Glossary

RL

Reinforcment Learning. A machine learning method to learn policies trough interaction with an environment.

SARL

Single-Agent Reinforcement Learning. A reinforcement learning setting where a single agent interacts with an environment to learn an optimal policy.

MARL

Multi-Agent Reinforcement Learning. A reinforcement learning setting where multiple agents interact with an environment to learn optimal policies. In this setting, agents typically share a policy and learn collaboratively.

SB3

Stable Baselines3. A popular open-source library for RL algorithms, built on top of PyTorch, providing implementations of various RL methods for easy experimentation and benchmarking.

AFC

Active Flow Control. The use of actuators to manipulate a fluid flow in order to achieve a desired outcome, such as drag reduction or lift enhancement.

RBC

Rayleigh-Bénard Convection.
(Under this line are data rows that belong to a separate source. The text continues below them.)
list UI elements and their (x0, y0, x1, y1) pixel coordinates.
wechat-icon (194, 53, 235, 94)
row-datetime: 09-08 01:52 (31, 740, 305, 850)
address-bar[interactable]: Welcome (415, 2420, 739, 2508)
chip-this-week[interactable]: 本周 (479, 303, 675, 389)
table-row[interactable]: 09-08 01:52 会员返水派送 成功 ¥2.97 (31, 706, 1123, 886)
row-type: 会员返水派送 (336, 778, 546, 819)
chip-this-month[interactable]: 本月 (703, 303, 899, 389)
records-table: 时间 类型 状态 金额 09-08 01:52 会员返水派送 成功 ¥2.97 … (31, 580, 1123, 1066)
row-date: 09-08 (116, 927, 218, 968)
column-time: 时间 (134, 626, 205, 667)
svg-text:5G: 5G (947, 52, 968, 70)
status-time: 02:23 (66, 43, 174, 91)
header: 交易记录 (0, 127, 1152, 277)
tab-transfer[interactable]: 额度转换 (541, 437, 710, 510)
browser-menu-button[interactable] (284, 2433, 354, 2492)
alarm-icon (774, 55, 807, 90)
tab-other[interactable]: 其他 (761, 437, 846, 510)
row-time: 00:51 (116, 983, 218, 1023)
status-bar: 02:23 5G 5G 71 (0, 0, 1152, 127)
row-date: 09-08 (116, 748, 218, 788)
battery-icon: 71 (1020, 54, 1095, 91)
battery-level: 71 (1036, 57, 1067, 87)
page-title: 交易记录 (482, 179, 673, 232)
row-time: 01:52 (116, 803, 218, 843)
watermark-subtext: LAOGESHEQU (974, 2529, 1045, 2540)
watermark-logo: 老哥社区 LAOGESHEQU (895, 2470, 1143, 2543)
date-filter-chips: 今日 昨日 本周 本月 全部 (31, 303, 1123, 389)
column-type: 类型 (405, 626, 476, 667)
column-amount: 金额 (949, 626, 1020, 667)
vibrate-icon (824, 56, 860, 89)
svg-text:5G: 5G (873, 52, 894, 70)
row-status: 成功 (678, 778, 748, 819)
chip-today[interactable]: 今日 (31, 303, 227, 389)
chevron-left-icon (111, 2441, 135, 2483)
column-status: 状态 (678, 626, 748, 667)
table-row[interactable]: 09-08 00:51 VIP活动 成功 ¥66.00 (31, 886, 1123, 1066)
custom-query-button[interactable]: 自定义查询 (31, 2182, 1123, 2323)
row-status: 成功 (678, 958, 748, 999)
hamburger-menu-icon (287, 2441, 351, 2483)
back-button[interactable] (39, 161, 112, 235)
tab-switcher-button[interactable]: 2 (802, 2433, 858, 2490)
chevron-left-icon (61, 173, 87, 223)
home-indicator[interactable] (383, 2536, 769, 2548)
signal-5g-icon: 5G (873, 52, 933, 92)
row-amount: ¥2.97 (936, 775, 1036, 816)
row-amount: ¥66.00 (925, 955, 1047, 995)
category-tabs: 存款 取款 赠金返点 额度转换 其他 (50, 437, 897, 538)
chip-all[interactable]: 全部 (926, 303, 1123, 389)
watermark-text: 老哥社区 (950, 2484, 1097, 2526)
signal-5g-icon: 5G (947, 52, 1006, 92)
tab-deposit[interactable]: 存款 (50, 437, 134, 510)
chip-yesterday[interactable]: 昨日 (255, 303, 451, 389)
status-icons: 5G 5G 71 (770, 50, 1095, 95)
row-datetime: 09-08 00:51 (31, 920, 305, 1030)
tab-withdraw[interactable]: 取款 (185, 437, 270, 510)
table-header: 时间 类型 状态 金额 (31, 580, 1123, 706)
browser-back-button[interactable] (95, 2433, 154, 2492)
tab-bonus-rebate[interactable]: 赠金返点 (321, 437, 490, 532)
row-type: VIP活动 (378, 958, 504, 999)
A type of natural convection that occurs in a fluid layer heated from below and cooled from above, leading to the formation of convection cells.

TCF

Turbulent Channel Flow. A canonical flow configuration used to study turbulence in wall-bounded flows, characterized by a fluid flowing between two parallel plates.

PPO

Proximal Policy Optimization. A policy gradient method that improves learning stability by using a clipped surrogate objective, preventing excessive policy updates and ensuring reliable performance.

SAC

Soft Actor-Critic. An off-policy reinforcement learning algorithm that maximizes both expected reward and entropy, encouraging robust exploration and sample efficiency.